The Little Mermaid, Walt Disney
Walt Disney via Facebook

In 1989, The Little Mermaid was released, ushering in the Disney Renaissance and a golden era of animated sexism. The Little Mermaid is literally about a women losing her voice, a theme that has continued for the past three decades according to linguists Carmen Fought and Karen Eisenhauer. In the five Disney princess films produced from 1989 to 1999, male characters have on average three times as many lines as female characters.

Polygraph expanded on this study by analyzing an additional dozen or so Disney and Pixar films. What they found was that out of the 30 Disney films they studied, 22 were dominated by male dialogue. This trend holds true even in films headlined by women. Mulan for example, has 50% less dialogue than her dragon companion Mushu.

The driving factor behind this trend seems to be growing size of the Disney casts.
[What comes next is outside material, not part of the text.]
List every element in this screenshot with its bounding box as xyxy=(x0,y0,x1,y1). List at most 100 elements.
The Disney Renaissance era was marked by larger, Broadway style ensemble casts which correlates to an increased number of male characters. Why? “My best guess is that it’s carelessness, because we’re so trained to think that male is the norm,” Eisenhauer explains, “So when you want to add a shopkeeper, that shopkeeper is a man. Or you add a guard, that guard is a man. I think that’s just really ingrained in our culture.” So while modern Disney movies are often praised for their strong, independent female characters, their stories are still laregly told by men.